As part of a suspected cyber espionage campaign, cybersecurity researchers have found an ongoing campaign that targets Indian users with a multi-stage backdoor This article explores enterprise tool threat. . According to the eSentire Threat Response Unit (TRU), the activity entails tricking victims into downloading a malicious archive by using phishing emails that pose as the Income Tax Department of India.

This gives the threat actors ongoing access to the victims' computers for ongoing monitoring and data exfiltration. The sophisticated attack's ultimate objective is to use a legitimate enterprise tool called SyncFuture TSM (Terminal Security Management), created by the Chinese company Nanjing Zhongke Huasai Technology Co., Ltd., and a variation of the well-known banking trojan Blackmoon (also known as KRBanker). No known threat actor or group has been linked to the campaign.

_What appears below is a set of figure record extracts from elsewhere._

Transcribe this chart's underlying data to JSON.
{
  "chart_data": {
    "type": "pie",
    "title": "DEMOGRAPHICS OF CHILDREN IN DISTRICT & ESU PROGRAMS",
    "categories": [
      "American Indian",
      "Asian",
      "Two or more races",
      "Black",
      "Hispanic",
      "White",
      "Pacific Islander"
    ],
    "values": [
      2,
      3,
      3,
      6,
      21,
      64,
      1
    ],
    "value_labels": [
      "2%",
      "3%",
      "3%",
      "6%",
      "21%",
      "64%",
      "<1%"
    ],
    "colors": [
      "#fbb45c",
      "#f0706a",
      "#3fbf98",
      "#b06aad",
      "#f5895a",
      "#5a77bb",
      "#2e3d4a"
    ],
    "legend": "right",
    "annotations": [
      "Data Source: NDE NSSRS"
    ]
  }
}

According to eSentire, "it is repurposed in this campaign as a powerful, all-in-one espionage framework, despite being marketed as a legitimate enterprise tool." "The threat actors establish resilient persistence and gain a rich feature set to monitor victim activity and centrally manage the theft of sensitive information by deploying this system as their final payload." With the exception of an executable ("Inspection Document Review.exe") that is used to sideload a malicious DLL contained in the archive, all five of the files in the ZIP file distributed through the phony tax penalty notices are hidden.

For its part, the DLL contacts an external server to retrieve the next-stage payload and performs checks to identify delays caused by the debugger.

The downloaded shellcode then obtains administrative privileges by circumventing the User Account Control (UAC) prompt using a COM-based method. In order to evade detection, it also alters its own Process Environment Block (PEB) to look like the authentic Windows "explorer.exe" process. Additionally, it retrieves the subsequent stage "180.exe" from the "eaxwwyr[.

]cn" domain. This 32-bit Inno Setup installer modifies its actions according to whether the compromised host is running the Avast Free Antivirus process ("AvastUI.exe"). In order to avoid detection, the malware uses automated mouse simulation to navigate Avast's interface and add malicious files to its exclusion list without turning off the antivirus engine.

This is accomplished by using a DLL that is thought to be a member of the Blackmoon malware family, which is notorious for attacking companies in the United States, Canada, and South Korea. September 2015 was when it first appeared. An executable called "Setup.exe," a tool from SyncFutureTec Company Limited that is intended to write "mysetup.exe" to disk, has been added to the exclusion list.

SyncFuture TSM, a commercial tool with remote monitoring and management (RMM) capabilities, is evaluated as the latter. The campaign's threat actors can remotely control compromised endpoints, log user activity, and exfiltrate relevant data by abusing a legitimate offering.

Other files, such as batch scripts that create custom directories and change their Access Control Lists (ACLs) to grant permissions to all users, are also deployed after the executable is executed. Batch programs that change desktop folder user permissions Cleanup and restoration tasks are carried out by a batch script. "MANC.exe" is an executable that allows for extensive logging and orchestrates various services.

"It provides them with the tools to not only steal data but to maintain granular control over the compromised environment, monitor user activity in real-time, and ensure their own persistence," according to eSentire. "The threat actor exhibits both capability and intent by combining anti-analysis, privilege escalation, DLL sideloading, commercial tool repurposing, and security software evasion."